Я слушал и поражался: вот, оказывается, как всё просто — доктор — доктор… что стоит за этим, какая глыба сдвижения миров! Этого не понимал даже он — интеллигент с литературной подкладкой. Что же тогда поймут более простые читатели? Я сказал:
— Может быть, сам по себе я в душе изменился немного, но это потому, что мне удалось выстоять напор нового и устоять. Нет, Ричард, там и здесь совсем не одно и то же. Это разные миры, и они вызывают разные мироощущения. Рассказывая американцам свою прежнюю историю, я стараюсь показать им Россию через призму моего восприятия. Если я стану писать о своей жизни здесь, то это будет отражение моего восприятия Америки и ещё — восприятие Америкой меня самого.

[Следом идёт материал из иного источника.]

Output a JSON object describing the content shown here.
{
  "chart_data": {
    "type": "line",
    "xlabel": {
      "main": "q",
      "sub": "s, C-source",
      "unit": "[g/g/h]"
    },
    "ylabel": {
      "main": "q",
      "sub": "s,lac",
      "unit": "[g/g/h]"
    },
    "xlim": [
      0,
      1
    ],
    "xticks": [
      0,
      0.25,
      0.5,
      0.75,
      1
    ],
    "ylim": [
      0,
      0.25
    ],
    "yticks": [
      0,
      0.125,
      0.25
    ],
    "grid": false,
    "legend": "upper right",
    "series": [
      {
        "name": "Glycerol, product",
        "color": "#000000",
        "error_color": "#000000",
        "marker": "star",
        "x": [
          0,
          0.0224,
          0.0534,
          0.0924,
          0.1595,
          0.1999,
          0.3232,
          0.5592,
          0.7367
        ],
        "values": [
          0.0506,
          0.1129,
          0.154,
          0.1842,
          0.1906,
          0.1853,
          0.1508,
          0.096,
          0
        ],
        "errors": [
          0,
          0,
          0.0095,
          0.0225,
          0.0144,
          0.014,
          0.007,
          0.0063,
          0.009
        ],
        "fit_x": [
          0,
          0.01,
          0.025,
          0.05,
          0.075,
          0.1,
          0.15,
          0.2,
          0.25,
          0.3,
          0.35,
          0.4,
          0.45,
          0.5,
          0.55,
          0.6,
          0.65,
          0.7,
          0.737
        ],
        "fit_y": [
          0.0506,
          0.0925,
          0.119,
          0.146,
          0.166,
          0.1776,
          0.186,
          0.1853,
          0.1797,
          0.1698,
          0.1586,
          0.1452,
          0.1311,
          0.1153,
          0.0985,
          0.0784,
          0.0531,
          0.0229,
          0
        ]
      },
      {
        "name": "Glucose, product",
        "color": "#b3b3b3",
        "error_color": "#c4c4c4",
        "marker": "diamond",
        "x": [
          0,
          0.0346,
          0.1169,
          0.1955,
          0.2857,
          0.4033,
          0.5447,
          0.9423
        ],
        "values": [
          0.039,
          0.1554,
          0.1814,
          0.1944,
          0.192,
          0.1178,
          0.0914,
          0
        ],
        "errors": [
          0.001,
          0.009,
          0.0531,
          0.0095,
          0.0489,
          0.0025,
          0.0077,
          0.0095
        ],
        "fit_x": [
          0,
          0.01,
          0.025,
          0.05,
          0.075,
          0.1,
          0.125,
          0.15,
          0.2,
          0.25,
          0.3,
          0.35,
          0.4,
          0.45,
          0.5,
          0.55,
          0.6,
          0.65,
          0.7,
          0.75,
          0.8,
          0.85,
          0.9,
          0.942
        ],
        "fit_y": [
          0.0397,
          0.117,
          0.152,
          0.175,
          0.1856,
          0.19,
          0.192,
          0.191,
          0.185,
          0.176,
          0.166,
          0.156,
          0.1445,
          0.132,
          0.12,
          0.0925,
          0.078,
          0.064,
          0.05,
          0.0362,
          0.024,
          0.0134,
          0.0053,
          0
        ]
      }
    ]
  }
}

Он задумался на несколько секунд:
— Ну, что ж, может быть, вы и правы. Пишите вашу историю до отъезда из России. А если книга будет иметь успех, мы с вами немедленно договариваемся о второй книге.
Я постарался придать лицу выражение наибольшей наивности:
— Ричард, я знаю, что книга будет иметь успех. А иначе бы вы её и не взяли.
В ответ он рассмеялся:
— Откровенно говоря, я тоже так думаю. Значит, придётся вам писать вторую книгу.
Идя домой, я вспоминал, как легко говорить с американским издателем, как свободно! — хорошо быть свободным в своих мыслях, высказываниях и писании. Ведь он почти сразу предложил мне писать вторую книгу, о чём я даже и не думал. Кто не испытал гнёта цензуры, никогда не поймёт этого воздуха свободы творчества.